Das geplante Rock-Musical „Salah o, Salah he“ des südburgenländischen Dramatikers Peter Wagner hätte eigentlich im Rahmen der OHO-Veranstaltungsreihe “Das Land im Land im Land“ jetzt im Herbst aufgeführt werden sollen. Doch bereits im Frühjahr zeichnete sich die Unfinanzierbarkeit der Produktion ab.

Wagner blies nicht nur sein Musical ab, er zog sich vorübergehend auch vom Jubiläumsprojekt des Offenen Hauses Oberwart (siehe Seite 6) zurück. Der Grund: „Wir sind auf missverstehende Ohren bei Bund und Land gestoßen“.

Dann kam die Bespitzelungsaffäre um den Landeshauptmann. „Das Theater hat am ehesten die Chance, auf aktuelle Tendenzen und Entwicklungen zu reagieren“ meinte Wagner und griff zur Feder. In einem kleinen Zimmer an der türkischen Südküste entstand binnen zwei Wochen „Burgenland. Eine Farce“, dessen Proben bereits in der KUGA laufen.

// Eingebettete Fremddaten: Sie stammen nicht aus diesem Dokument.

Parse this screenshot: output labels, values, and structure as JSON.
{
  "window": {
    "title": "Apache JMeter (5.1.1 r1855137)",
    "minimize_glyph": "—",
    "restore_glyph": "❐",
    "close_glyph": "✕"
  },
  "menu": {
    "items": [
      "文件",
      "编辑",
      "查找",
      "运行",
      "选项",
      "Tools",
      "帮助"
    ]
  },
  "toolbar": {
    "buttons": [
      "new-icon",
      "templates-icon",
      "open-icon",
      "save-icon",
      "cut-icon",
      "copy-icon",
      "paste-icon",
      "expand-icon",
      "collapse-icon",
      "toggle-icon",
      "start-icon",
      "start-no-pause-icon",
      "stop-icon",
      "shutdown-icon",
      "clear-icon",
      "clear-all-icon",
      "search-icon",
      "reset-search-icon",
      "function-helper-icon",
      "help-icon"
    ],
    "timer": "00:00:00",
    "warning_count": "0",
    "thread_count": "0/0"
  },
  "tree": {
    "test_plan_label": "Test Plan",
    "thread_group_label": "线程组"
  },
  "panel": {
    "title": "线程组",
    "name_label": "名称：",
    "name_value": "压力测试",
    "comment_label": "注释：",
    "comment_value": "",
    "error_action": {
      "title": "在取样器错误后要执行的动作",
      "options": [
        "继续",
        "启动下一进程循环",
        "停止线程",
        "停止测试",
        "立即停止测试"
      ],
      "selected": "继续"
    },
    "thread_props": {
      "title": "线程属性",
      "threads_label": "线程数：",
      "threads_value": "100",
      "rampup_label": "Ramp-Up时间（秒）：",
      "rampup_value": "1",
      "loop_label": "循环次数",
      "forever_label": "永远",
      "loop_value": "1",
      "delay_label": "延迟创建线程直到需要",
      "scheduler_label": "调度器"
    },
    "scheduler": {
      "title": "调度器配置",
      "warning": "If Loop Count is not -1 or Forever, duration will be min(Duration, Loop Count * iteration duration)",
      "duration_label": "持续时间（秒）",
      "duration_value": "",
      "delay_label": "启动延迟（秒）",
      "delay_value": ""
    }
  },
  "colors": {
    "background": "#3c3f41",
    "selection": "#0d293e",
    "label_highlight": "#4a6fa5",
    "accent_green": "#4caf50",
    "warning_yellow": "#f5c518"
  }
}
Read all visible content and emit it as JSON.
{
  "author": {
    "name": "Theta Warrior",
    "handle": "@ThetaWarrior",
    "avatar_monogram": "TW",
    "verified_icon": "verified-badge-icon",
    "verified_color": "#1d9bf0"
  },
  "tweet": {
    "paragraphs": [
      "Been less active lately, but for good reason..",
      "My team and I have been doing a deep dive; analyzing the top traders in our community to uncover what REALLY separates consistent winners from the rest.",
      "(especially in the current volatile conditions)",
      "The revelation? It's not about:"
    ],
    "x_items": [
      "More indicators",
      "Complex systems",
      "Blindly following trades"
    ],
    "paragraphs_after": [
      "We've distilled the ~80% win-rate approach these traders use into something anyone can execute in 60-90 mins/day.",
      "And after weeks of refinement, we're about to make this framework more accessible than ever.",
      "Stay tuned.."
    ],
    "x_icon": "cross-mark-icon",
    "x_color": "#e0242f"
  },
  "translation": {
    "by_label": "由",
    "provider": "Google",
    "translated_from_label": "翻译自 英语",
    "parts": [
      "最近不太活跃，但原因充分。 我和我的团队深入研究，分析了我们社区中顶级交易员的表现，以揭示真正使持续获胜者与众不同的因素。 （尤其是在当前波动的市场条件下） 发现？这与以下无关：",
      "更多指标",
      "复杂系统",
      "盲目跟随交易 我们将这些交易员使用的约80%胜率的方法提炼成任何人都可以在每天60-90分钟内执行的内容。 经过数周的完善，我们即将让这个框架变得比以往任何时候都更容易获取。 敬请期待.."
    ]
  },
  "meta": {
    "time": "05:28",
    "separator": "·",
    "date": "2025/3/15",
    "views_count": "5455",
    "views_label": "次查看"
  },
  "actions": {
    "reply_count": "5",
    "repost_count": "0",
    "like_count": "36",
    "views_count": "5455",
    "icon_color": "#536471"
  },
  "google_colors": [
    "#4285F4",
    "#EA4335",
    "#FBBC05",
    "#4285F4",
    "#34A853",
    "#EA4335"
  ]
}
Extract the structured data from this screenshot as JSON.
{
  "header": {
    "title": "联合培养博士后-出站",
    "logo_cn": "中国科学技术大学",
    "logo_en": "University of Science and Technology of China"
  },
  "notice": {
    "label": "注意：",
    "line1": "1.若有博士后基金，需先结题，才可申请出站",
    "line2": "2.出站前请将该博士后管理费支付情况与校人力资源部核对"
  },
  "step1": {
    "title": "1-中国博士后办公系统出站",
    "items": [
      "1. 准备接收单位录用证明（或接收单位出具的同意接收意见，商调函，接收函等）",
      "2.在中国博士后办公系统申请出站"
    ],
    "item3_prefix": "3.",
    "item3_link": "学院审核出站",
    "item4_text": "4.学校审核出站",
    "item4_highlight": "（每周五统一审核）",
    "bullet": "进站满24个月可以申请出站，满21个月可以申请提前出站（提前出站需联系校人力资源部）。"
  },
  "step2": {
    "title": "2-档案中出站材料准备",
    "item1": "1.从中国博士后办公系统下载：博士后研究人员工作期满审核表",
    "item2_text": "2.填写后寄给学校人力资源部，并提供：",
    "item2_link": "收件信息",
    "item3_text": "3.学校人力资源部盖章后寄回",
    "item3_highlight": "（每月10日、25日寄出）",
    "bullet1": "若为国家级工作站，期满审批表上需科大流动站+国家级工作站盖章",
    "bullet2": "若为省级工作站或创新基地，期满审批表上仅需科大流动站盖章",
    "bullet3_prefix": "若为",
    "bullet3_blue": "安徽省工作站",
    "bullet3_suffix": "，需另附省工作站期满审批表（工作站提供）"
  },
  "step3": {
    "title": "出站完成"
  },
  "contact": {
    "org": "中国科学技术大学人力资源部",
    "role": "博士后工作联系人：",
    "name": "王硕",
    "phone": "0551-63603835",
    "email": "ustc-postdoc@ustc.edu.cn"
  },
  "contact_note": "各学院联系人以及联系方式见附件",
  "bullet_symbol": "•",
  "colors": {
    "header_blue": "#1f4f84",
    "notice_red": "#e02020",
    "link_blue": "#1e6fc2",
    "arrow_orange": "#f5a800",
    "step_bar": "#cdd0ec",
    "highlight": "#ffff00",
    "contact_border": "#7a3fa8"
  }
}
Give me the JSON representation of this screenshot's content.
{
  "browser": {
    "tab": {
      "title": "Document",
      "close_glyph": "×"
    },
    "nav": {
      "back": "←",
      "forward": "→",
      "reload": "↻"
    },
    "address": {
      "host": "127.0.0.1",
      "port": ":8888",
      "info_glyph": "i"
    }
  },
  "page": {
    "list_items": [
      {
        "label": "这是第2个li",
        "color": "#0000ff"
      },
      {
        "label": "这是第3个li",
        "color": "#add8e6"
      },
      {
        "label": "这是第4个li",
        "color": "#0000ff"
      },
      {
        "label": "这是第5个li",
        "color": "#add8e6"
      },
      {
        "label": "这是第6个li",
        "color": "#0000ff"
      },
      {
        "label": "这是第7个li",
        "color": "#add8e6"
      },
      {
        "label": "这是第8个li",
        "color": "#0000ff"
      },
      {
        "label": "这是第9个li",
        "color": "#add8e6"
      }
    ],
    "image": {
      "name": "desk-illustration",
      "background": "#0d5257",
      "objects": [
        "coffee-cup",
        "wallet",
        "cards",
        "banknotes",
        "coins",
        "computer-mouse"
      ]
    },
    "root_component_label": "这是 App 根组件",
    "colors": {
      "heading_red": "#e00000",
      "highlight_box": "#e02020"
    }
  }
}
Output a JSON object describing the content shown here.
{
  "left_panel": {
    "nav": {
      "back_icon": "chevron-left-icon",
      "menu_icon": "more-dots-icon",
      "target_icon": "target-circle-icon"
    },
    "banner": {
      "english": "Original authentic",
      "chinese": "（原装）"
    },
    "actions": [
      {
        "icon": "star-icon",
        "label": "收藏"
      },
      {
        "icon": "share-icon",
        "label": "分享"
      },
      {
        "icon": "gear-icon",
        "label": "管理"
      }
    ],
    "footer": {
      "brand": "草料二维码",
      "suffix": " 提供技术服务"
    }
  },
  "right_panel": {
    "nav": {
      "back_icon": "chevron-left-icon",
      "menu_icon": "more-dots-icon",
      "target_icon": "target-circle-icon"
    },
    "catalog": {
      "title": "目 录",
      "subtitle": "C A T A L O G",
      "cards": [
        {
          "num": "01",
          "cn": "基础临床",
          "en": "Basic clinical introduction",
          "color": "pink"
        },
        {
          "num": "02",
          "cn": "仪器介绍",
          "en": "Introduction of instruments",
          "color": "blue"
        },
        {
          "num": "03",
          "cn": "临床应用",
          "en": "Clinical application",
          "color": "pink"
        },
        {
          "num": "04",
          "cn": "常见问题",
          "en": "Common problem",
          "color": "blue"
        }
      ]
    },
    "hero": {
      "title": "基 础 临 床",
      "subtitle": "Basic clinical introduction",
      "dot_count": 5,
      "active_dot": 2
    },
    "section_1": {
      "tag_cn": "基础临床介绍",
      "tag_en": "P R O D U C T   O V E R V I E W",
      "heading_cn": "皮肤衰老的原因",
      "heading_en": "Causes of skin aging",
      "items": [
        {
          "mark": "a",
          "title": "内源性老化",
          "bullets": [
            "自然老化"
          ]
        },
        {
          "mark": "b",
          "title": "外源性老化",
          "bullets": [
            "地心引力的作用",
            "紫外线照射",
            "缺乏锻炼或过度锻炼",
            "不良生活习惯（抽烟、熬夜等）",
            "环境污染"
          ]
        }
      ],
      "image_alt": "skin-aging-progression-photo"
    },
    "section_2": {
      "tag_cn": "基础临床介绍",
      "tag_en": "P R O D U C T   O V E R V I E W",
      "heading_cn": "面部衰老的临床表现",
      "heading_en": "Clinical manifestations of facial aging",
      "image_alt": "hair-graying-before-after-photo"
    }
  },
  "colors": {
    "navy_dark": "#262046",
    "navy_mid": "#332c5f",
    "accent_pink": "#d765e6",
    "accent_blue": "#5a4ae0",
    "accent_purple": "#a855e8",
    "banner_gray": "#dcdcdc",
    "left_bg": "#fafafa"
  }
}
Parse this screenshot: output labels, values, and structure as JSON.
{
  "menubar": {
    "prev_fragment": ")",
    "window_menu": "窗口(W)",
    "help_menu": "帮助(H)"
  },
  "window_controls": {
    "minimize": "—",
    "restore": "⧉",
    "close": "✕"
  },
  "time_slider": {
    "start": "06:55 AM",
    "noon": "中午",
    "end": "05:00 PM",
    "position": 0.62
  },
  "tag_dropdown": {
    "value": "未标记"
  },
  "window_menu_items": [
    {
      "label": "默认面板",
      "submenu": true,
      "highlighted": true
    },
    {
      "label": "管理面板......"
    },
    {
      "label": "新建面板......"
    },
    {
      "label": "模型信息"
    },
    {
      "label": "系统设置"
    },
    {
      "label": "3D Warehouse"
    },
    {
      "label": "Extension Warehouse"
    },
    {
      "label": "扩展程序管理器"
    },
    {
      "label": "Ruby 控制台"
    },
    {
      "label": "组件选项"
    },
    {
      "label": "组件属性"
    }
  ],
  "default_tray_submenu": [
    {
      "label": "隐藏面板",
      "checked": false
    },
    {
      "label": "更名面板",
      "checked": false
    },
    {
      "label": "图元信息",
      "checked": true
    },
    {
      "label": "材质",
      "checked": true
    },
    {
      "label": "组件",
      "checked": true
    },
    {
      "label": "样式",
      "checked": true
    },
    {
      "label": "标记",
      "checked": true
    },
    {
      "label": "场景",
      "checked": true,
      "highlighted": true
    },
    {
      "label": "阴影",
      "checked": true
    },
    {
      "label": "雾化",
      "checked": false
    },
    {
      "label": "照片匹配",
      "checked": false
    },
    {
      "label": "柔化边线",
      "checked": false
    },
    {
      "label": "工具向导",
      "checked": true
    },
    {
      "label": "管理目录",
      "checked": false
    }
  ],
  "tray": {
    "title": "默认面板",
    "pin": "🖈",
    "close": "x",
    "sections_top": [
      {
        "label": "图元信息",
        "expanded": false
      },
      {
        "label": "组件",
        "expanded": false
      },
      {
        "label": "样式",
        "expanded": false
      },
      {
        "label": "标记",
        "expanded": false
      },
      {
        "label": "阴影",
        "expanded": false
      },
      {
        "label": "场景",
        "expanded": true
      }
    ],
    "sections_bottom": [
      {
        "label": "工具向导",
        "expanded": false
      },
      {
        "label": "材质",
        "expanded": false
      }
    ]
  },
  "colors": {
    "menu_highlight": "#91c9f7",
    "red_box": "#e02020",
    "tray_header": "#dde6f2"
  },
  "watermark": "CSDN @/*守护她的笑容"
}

Wagner will mit dem Stück keineswegs die Rolle des politischen Moralapostels antreten, denn „die Kunst kann nicht für fehlende Institutionen einspringen“. Er will aber auch keinen großartigen historischen Burgenland-Rückblick servieren. Vielmehr versucht er die Existenz einer administrativ geschaffenen topografischen Einheit, dessen gesellschaftlichen Strukturen, Schicksal und Identität seiner Bewohner, sowie den Begriff der Heimat zu hinterfragen.

„Tatsache ist, dass es auch einen Begriff, wie „Weinviertel“ gibt und damit verbinde ich eine Stimmung. Wenn ich sage, „Burgenland“, verbinde ich ebenfalls eine Stimmung. Burgenland ist mehr oder weniger im Bewusstsein der österreichischen Öffentlichkeit der Balkan von Österreich. Burgenland, das ist sozusagen so sumpfig, wie der Neusiedler See, in gewisser Hinsicht so seicht, wie dieser. Burgenland ist aber auch irgendetwas, was sich in weniger rasantem Tempo zunächst der Modernisierung, der Zivilisation gewidmet hat, mittlerweile es aber exzessiv und in einer beinahe grotesk-lächerlichen Art tut.“

Ist dieses Land, in dem „ein Güssinger nichts mit einem Neusiedler anfangen kann“, jemals eine mentale Einheit geworden? Konnte es das Volk dieses schmalen Erdstreifens je dazu bringen, ihn in seiner Gesamtheit als ihre Heimat anzusehen? Statt diese Fragen eindeutig zu beantworten verweist Wagner nicht nur auf die Unterscheide diesseits und jenseits des kaum ganz imaginären Grenzpunktes Sieggrabener Berg, sondern auch auf den zunehmenden Verlust der engeren Heimat durch die rasant vollzogene räumliche Trennung von Arbeit und Leben.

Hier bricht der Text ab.